Local-Claude-Brain demonstrates a fully automated, local multi-agent architecture (Planner -> Executor). This project breaks down a Python refactoring task into granular steps: a Planner Agent formulates a step-by-step refactoring approach, and an Executor Agent implements those exact steps to transform bad code into high-quality code. This architecture operates autonomously without incurring any third-party API costs.

Tech Stack

  • Language: Python 3.x
  • AI Provider: Ollama (Local)
  • LLM: Qwen3.5:4b (qwen3.5:4b)
  • Libraries: ollama, rich

Prerequisites

  1. Install Ollama: Download and install Ollama from ollama.com.
  2. Pull the Model: Open your terminal and pull the Qwen3.5 model.
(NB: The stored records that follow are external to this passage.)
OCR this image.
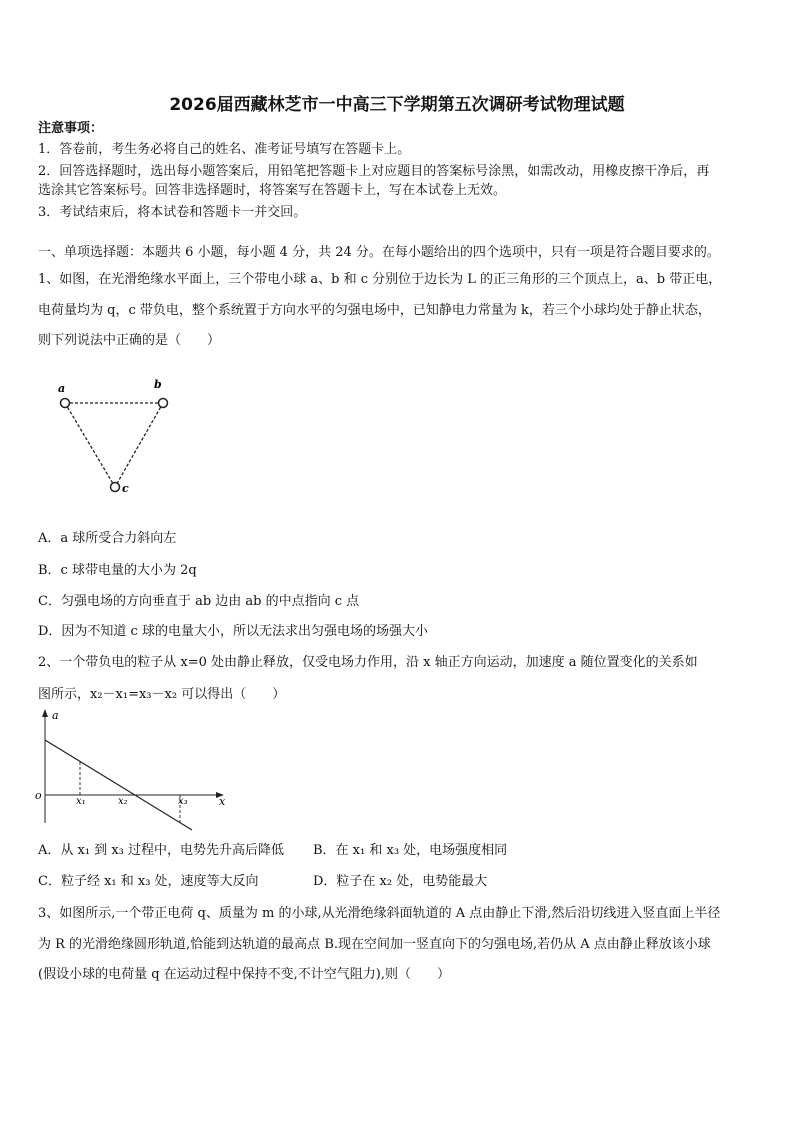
2026届西藏林芝市一中高三下学期第五次调研考试物理试题
注意事项：
1．答卷前，考生务必将自己的姓名、准考证号填写在答题卡上。
2．回答选择题时，选出每小题答案后，用铅笔把答题卡上对应题目的答案标号涂黑，如需改动，用橡皮擦干净后，再
选涂其它答案标号。回答非选择题时，将答案写在答题卡上，写在本试卷上无效。
3．考试结束后，将本试卷和答题卡一并交回。
一、单项选择题：本题共 6 小题，每小题 4 分，共 24 分。在每小题给出的四个选项中，只有一项是符合题目要求的。
1、如图，在光滑绝缘水平面上，三个带电小球 a、b 和 c 分别位于边长为 L 的正三角形的三个顶点上，a、b 带正电，
电荷量均为 q，c 带负电，整个系统置于方向水平的匀强电场中，已知静电力常量为 k，若三个小球均处于静止状态，
则下列说法中正确的是（　　）
a	b
c
A．a 球所受合力斜向左
B．c 球带电量的大小为 2q
C．匀强电场的方向垂直于 ab 边由 ab 的中点指向 c 点
D．因为不知道 c 球的电量大小，所以无法求出匀强电场的场强大小
2、一个带负电的粒子从 x=0 处由静止释放，仅受电场力作用，沿 x 轴正方向运动，加速度 a 随位置变化的关系如
图所示，x₂－x₁=x₃－x₂ 可以得出（　　）
a
x
o	x₁	x₂	x₃
A．从 x₁ 到 x₃ 过程中，电势先升高后降低 B．在 x₁ 和 x₃ 处，电场强度相同
C．粒子经 x₁ 和 x₃ 处，速度等大反向	D．粒子在 x₂ 处，电势能最大
3、如图所示,一个带正电荷 q、质量为 m 的小球,从光滑绝缘斜面轨道的 A 点由静止下滑,然后沿切线进入竖直面上半径
为 R 的光滑绝缘圆形轨道,恰能到达轨道的最高点 B.现在空间加一竖直向下的匀强电场,若仍从 A 点由静止释放该小球
(假设小球的电荷量 q 在运动过程中保持不变,不计空气阻力),则（　　）
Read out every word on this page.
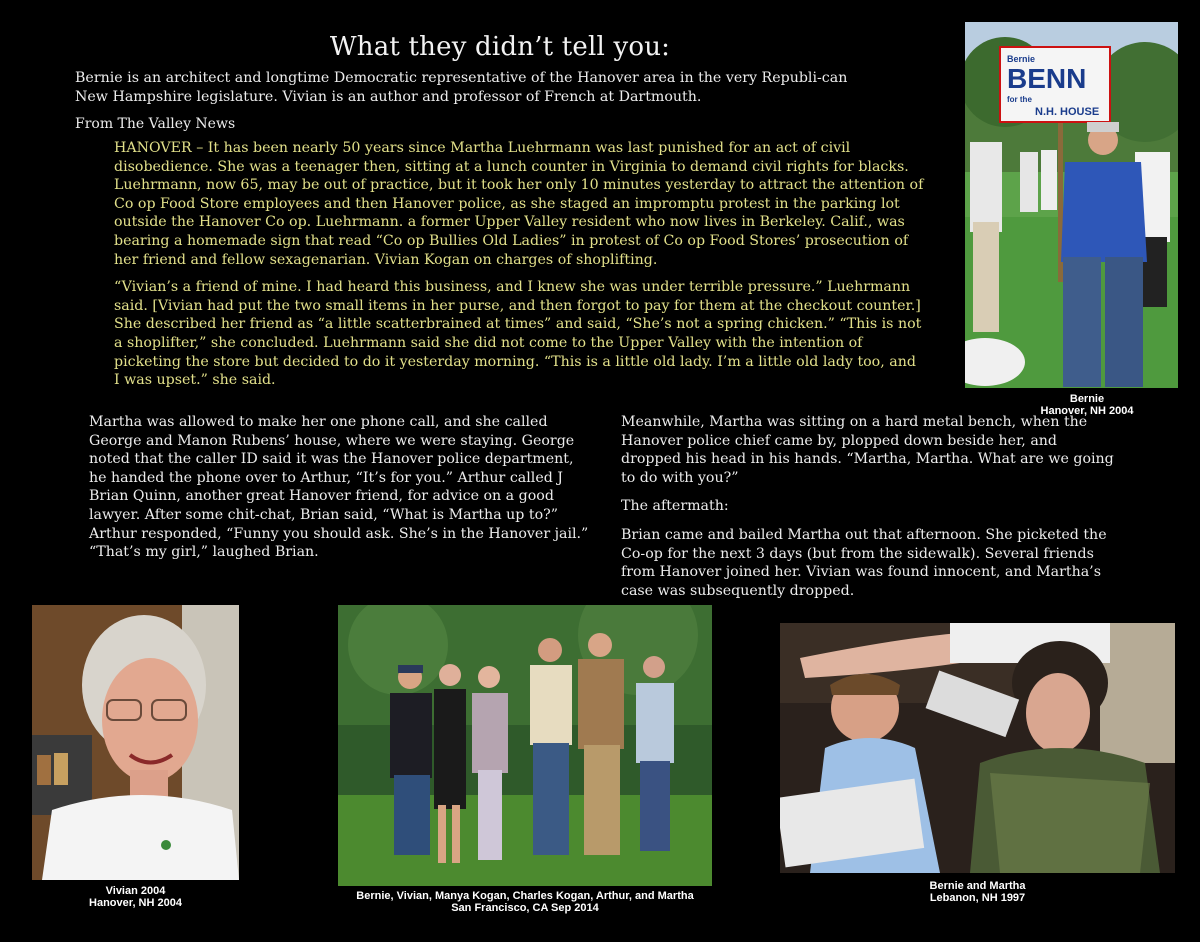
What they didn’t tell you:
Bernie is an architect and longtime Democratic representative of the Hanover area in the very Republi-can New Hampshire legislature. Vivian is an author and professor of French at Dartmouth.
From The Valley News

HANOVER – It has been nearly 50 years since Martha Luehrmann was last punished for an act of civil disobedience. She was a teenager then, sitting at a lunch counter in Virginia to demand civil rights for blacks. Luehrmann, now 65, may be out of practice, but it took her only 10 minutes yesterday to attract the attention of Co op Food Store employees and then Hanover police, as she staged an impromptu protest in the parking lot outside the Hanover Co op. Luehrmann. a former Upper Valley resident who now lives in Berkeley. Calif., was bearing a homemade sign that read “Co op Bullies Old Ladies” in protest of Co op Food Stores’ prosecution of her friend and fellow sexagenarian. Vivian Kogan on charges of shoplifting.

“Vivian’s a friend of mine. I had heard this business, and I knew she was under terrible pressure.” Luehrmann said. [Vivian had put the two small items in her purse, and then forgot to pay for them at the checkout counter.] She described her friend as “a little scatterbrained at times” and said, “She’s not a spring chicken.” “This is not a shoplifter,” she concluded. Luehrmann said she did not come to the Upper Valley with the intention of picketing the store but decided to do it yesterday morning. “This is a little old lady. I’m a little old lady too, and I was upset.” she said.

Martha was allowed to make her one phone call, and she called George and Manon Rubens’ house, where we were staying. George noted that the caller ID said it was the Hanover police department, he handed the phone over to Arthur, “It’s for you.” Arthur called J Brian Quinn, another great Hanover friend, for advice on a good lawyer. After some chit-chat, Brian said, “What is Martha up to?” Arthur responded, “Funny you should ask. She’s in the Hanover jail.” “That’s my girl,” laughed Brian.

Meanwhile, Martha was sitting on a hard metal bench, when the Hanover police chief came by, plopped down beside her, and dropped his head in his hands. “Martha, Martha. What are we going to do with you?”

The aftermath:

Brian came and bailed Martha out that afternoon. She picketed the Co-op for the next 3 days (but from the sidewalk). Several friends from Hanover joined her. Vivian was found innocent, and Martha’s case was subsequently dropped.

Bernie
BENN
for the
N.H. HOUSE
Bernie
Hanover, NH 2004
Vivian 2004
Hanover, NH 2004
Bernie, Vivian, Manya Kogan, Charles Kogan, Arthur, and Martha
San Francisco, CA Sep 2014
Bernie and Martha
Lebanon, NH 1997
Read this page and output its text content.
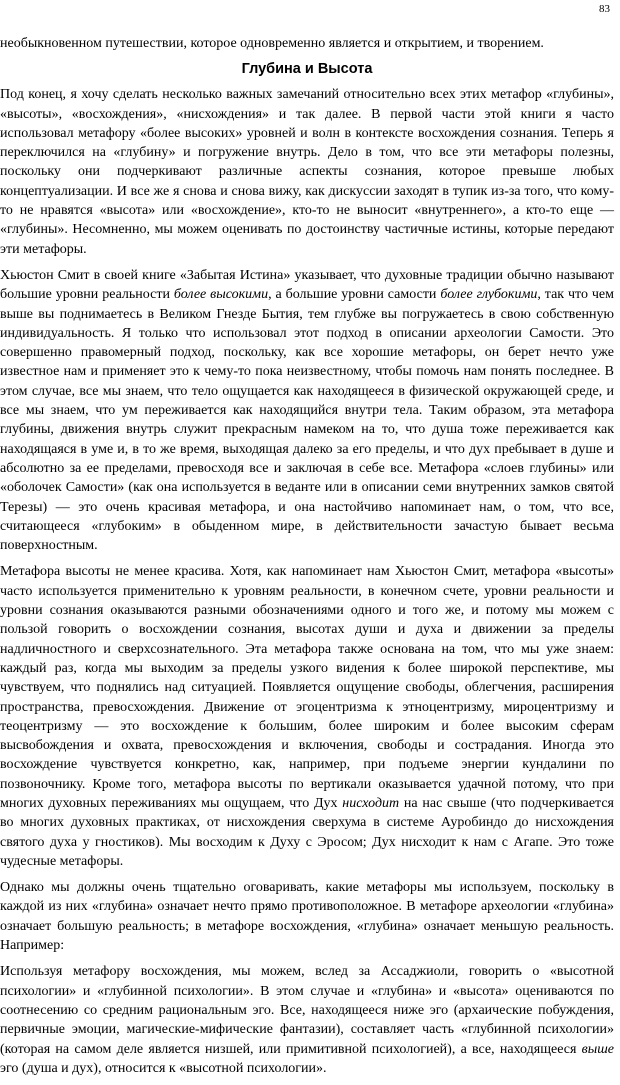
83

необыкновенном путешествии, которое одновременно является и открытием, и творением.

Глубина и Высота

Под конец, я хочу сделать несколько важных замечаний относительно всех этих метафор «глубины», «высоты», «восхождения», «нисхождения» и так далее. В первой части этой книги я часто использовал метафору «более высоких» уровней и волн в контексте восхождения сознания. Теперь я переключился на «глубину» и погружение внутрь. Дело в том, что все эти метафоры полезны, поскольку они подчеркивают различные аспекты сознания, которое превыше любых концептуализации. И все же я снова и снова вижу, как дискуссии заходят в тупик из-за того, что кому-то не нравятся «высота» или «восхождение», кто-то не выносит «внутреннего», а кто-то еще — «глубины». Несомненно, мы можем оценивать по достоинству частичные истины, которые передают эти метафоры.

Хьюстон Смит в своей книге «Забытая Истина» указывает, что духовные традиции обычно называют большие уровни реальности более высокими, а большие уровни самости более глубокими, так что чем выше вы поднимаетесь в Великом Гнезде Бытия, тем глубже вы погружаетесь в свою собственную индивидуальность. Я только что использовал этот подход в описании археологии Самости. Это совершенно правомерный подход, поскольку, как все хорошие метафоры, он берет нечто уже известное нам и применяет это к чему-то пока неизвестному, чтобы помочь нам понять последнее. В этом случае, все мы знаем, что тело ощущается как находящееся в физической окружающей среде, и все мы знаем, что ум переживается как находящийся внутри тела. Таким образом, эта метафора глубины, движения внутрь служит прекрасным намеком на то, что душа тоже переживается как находящаяся в уме и, в то же время, выходящая далеко за его пределы, и что дух пребывает в душе и абсолютно за ее пределами, превосходя все и заключая в себе все. Метафора «слоев глубины» или «оболочек Самости» (как она используется в веданте или в описании семи внутренних замков святой Терезы) — это очень красивая метафора, и она настойчиво напоминает нам, о том, что все, считающееся «глубоким» в обыденном мире, в действительности зачастую бывает весьма поверхностным.

Метафора высоты не менее красива. Хотя, как напоминает нам Хьюстон Смит, метафора «высоты» часто используется применительно к уровням реальности, в конечном счете, уровни реальности и уровни сознания оказываются разными обозначениями одного и того же, и потому мы можем с пользой говорить о восхождении сознания, высотах души и духа и движении за пределы надличностного и сверхсознательного. Эта метафора также основана на том, что мы уже знаем: каждый раз, когда мы выходим за пределы узкого видения к более широкой перспективе, мы чувствуем, что поднялись над ситуацией. Появляется ощущение свободы, облегчения, расширения пространства, превосхождения. Движение от эгоцентризма к этноцентризму, мироцентризму и теоцентризму — это восхождение к большим, более широким и более высоким сферам высвобождения и охвата, превосхождения и включения, свободы и сострадания. Иногда это восхождение чувствуется конкретно, как, например, при подъеме энергии кундалини по позвоночнику. Кроме того, метафора высоты по вертикали оказывается удачной потому, что при многих духовных переживаниях мы ощущаем, что Дух нисходит на нас свыше (что подчеркивается во многих духовных практиках, от нисхождения сверхума в системе Ауробиндо до нисхождения святого духа у гностиков). Мы восходим к Духу с Эросом; Дух нисходит к нам с Агапе. Это тоже чудесные метафоры.

Однако мы должны очень тщательно оговаривать, какие метафоры мы используем, поскольку в каждой из них «глубина» означает нечто прямо противоположное. В метафоре археологии «глубина» означает большую реальность; в метафоре восхождения, «глубина» означает меньшую реальность. Например:

Используя метафору восхождения, мы можем, вслед за Ассаджиоли, говорить о «высотной психологии» и «глубинной психологии». В этом случае и «глубина» и «высота» оцениваются по соотнесению со средним рациональным эго. Все, находящееся ниже эго (архаические побуждения, первичные эмоции, магические-мифические фантазии), составляет часть «глубинной психологии» (которая на самом деле является низшей, или примитивной психологией), а все, находящееся выше эго (душа и дух), относится к «высотной психологии».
Keep the Ollama app running in the background.
    ollama run qwen3.5:4b

Installation Steps

  1. Clone the repository:

    git clone https://github.com/yourusername/Local-Claude-Brain.git
    cd Local-Claude-Brain
  2. Install dependencies:

    pip install -r requirements.txt

Usage / Run Project

Execute the orchestrator to see the multi-agent loop in action:

python orchestrator.py

What to expect:

  1. You will see the Planner Agent output its step-by-step refactoring plan to the console in yellow.
  2. The Executor Agent will generate the refactored text under the hood based on that exact plan.
  3. A success message in green will appear, and the final polished Python script will be saved down to clean_calculator.py.

Usecase Examples

This base multi-agent foundation can be scaled for high-value B2B use cases:

  1. Legacy Code Refactoring: Automatically ingest legacy monoliths piece-by-piece, plan modernization steps, and rewrite into clean microservices, prioritizing documentation and type safety.
  2. Automated QA Validation: A multi-agent loop where an Executor writes code and a distinct QA Agent immediately writes and runs unit tests, passing bugs/failures back to the Executor in a self-healing loop.
  3. Local Data Sanitization: Process sensitive local PII/PHI data where one agent evaluates data privacy risks and redacts sensitive entities before passing the cleaned data to downstream applications.

Future Features

  1. Reviewer Agent Loop: Add a "Reviewer" agent that critiques the Executor's output and loops execution until arbitrary quality thresholds are met prior to outputting.
  2. Local File-System Tool Calls: Empower agents with function calling to autonomously read, list, search, and write across an entire codebase footprint rather than just single files.
  3. Vision Model Support: Integrate models like LlaVa or Qwen-VL to consume physical architectural diagrams, UI mockups, or bug screenshots, translating them directly into agentic logic schemas.